Nightingale was found guilty of having a 9mm Glock pistol and 338 rounds of ammunition in the bedroom of his shared army house. He said he had no knowledge of the weapon and suggested it had been put there by someone else - a friend and fellow SAS soldier known only as soldier N.
He walked from court a free man but, along with his wife Sally and father Humphrey, he left with a stinging rebuke from the judge who described their 22-month campaign to clear his name as misleading and uninformed and said any notion the special forces soldier was a scapegoat was "absolute nonsense".
After the second trial, Nightingale's family said the legal process had already cost them £120,000 and put great strain on the couple, who have two children.
The soldier, who served in the former Yugoslavia, Northern Ireland, Iraq and Afghanistan in an 18-year career, has received a medical discharge which will commence on February 14 next year. Until then he remains in the Army.
He had pleaded not guilty to possession of a prohibited firearm between November 26, 2007 and September 16, 2011, and also denied possession of the ammunition on or about September 16, 2011.
The gun was originally said to have been brought back from Iraq and was recovered by civilian police in September 2011 in the rented house Nightingale then shared with another soldier.

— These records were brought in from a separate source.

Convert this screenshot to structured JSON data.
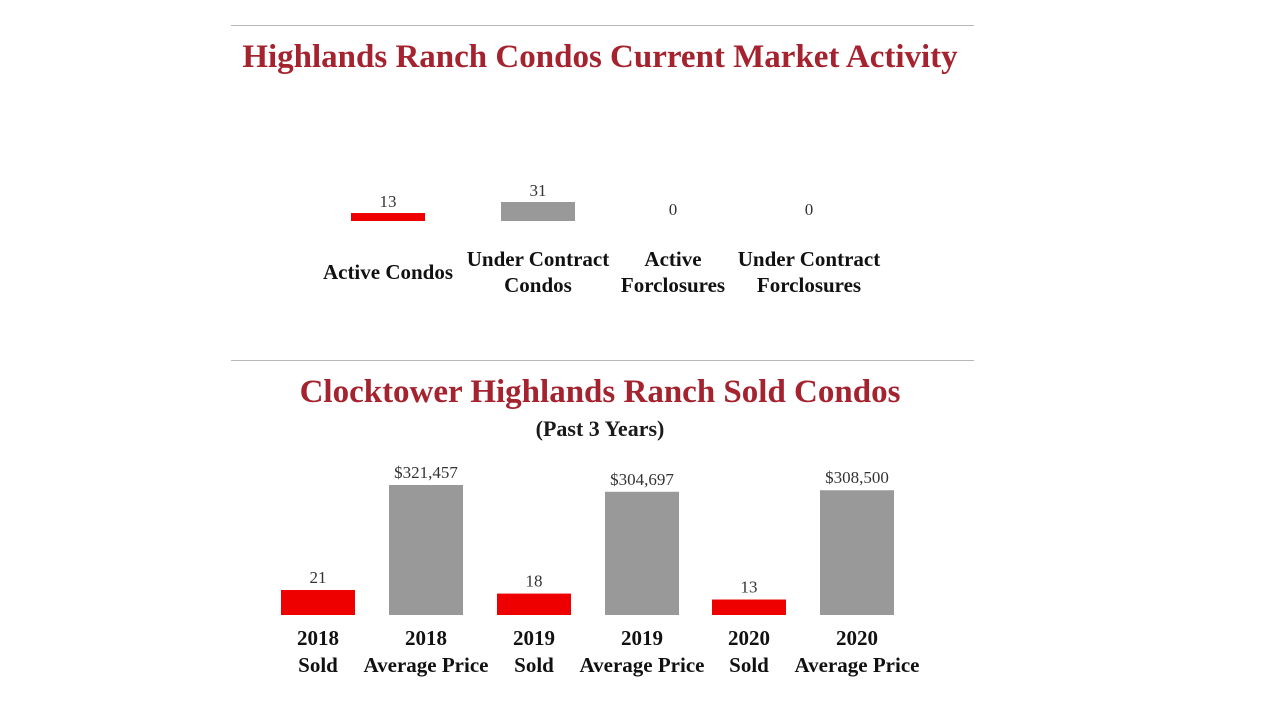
{
  "colors": {
    "heading": "#a4232f",
    "count_bar": "#ee0000",
    "price_bar": "#999999"
  },
  "market": {
    "heading": "Highlands Ranch Condos Current Market Activity"
  },
  "sold": {
    "heading": "Clocktower Highlands Ranch Sold Condos",
    "subheading": "(Past 3 Years)"
  },
  "chart_data": [
    {
      "type": "bar",
      "title": "Highlands Ranch Condos Current Market Activity",
      "categories": [
        [
          "Active Condos"
        ],
        [
          "Under Contract",
          "Condos"
        ],
        [
          "Active",
          "Forclosures"
        ],
        [
          "Under Contract",
          "Forclosures"
        ]
      ],
      "values": [
        13,
        31,
        0,
        0
      ],
      "value_labels": [
        "13",
        "31",
        "0",
        "0"
      ],
      "bar_colors": [
        "#ee0000",
        "#999999",
        "#999999",
        "#999999"
      ],
      "ylim": [
        0,
        31
      ],
      "grid": false,
      "legend": "none"
    },
    {
      "type": "bar",
      "title": "Clocktower Highlands Ranch Sold Condos",
      "subtitle": "(Past 3 Years)",
      "categories": [
        [
          "2018",
          "Sold"
        ],
        [
          "2018",
          "Average Price"
        ],
        [
          "2019",
          "Sold"
        ],
        [
          "2019",
          "Average Price"
        ],
        [
          "2020",
          "Sold"
        ],
        [
          "2020",
          "Average Price"
        ]
      ],
      "values": [
        21,
        321457,
        18,
        304697,
        13,
        308500
      ],
      "value_labels": [
        "21",
        "$321,457",
        "18",
        "$304,697",
        "13",
        "$308,500"
      ],
      "kinds": [
        "count",
        "price",
        "count",
        "price",
        "count",
        "price"
      ],
      "grid": false,
      "legend": "none"
    }
  ]
}
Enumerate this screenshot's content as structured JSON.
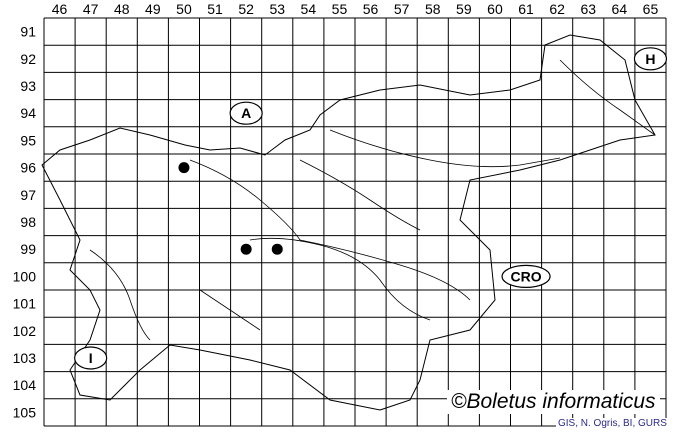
{
  "columns": [
    "46",
    "47",
    "48",
    "49",
    "50",
    "51",
    "52",
    "53",
    "54",
    "55",
    "56",
    "57",
    "58",
    "59",
    "60",
    "61",
    "62",
    "63",
    "64",
    "65"
  ],
  "rows": [
    "91",
    "92",
    "93",
    "94",
    "95",
    "96",
    "97",
    "98",
    "99",
    "100",
    "101",
    "102",
    "103",
    "104",
    "105"
  ],
  "country_labels": [
    {
      "text": "A",
      "cell": {
        "col": 52,
        "row": 94
      }
    },
    {
      "text": "H",
      "cell": {
        "col": 65,
        "row": 92
      }
    },
    {
      "text": "CRO",
      "cell": {
        "col": 61,
        "row": 100
      }
    },
    {
      "text": "I",
      "cell": {
        "col": 47,
        "row": 103
      }
    }
  ],
  "records": [
    {
      "col": 50,
      "row": 96
    },
    {
      "col": 52,
      "row": 99
    },
    {
      "col": 53,
      "row": 99
    }
  ],
  "credit": "©Boletus informaticus",
  "source": "GIS, N. Ogris, BI, GURS",
  "colors": {
    "grid": "#000000",
    "marker": "#000000",
    "source_text": "#2a2a8a"
  }
}
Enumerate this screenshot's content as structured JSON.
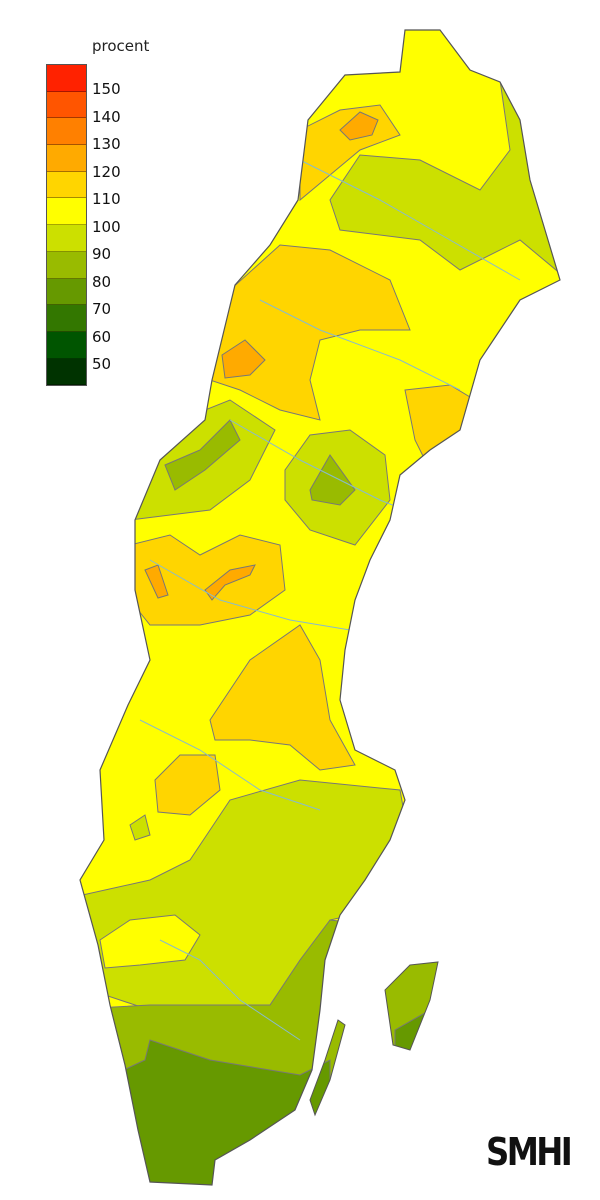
{
  "legend": {
    "title": "procent",
    "bins": [
      {
        "color": "#ff2200"
      },
      {
        "color": "#ff5500"
      },
      {
        "color": "#ff8000"
      },
      {
        "color": "#ffaa00"
      },
      {
        "color": "#ffd500"
      },
      {
        "color": "#ffff00"
      },
      {
        "color": "#cce000"
      },
      {
        "color": "#99bb00"
      },
      {
        "color": "#669900"
      },
      {
        "color": "#337700"
      },
      {
        "color": "#005500"
      },
      {
        "color": "#003300"
      }
    ],
    "labels": [
      "150",
      "140",
      "130",
      "120",
      "110",
      "100",
      "90",
      "80",
      "70",
      "60",
      "50"
    ]
  },
  "map": {
    "region": "Sweden",
    "unit": "procent",
    "water_color": "#88bbcc",
    "border_color": "#666666"
  },
  "logo": {
    "text": "SMHI"
  }
}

The pistol was found in Nightingale's wardrobe and ammunition was under his bed in a plastic box.
Nightingale claimed he had no knowledge of them being in his bedroom.
Previously he had said the gun had been brought back from Iraq and it was a gift from Iraqis he had trained. The court heard he received a head injury during an endurance marathon in 2009 that affected his memory and that had caused confusion called confabulation where someone fabricates, distorts or misinterprets memories about incidents.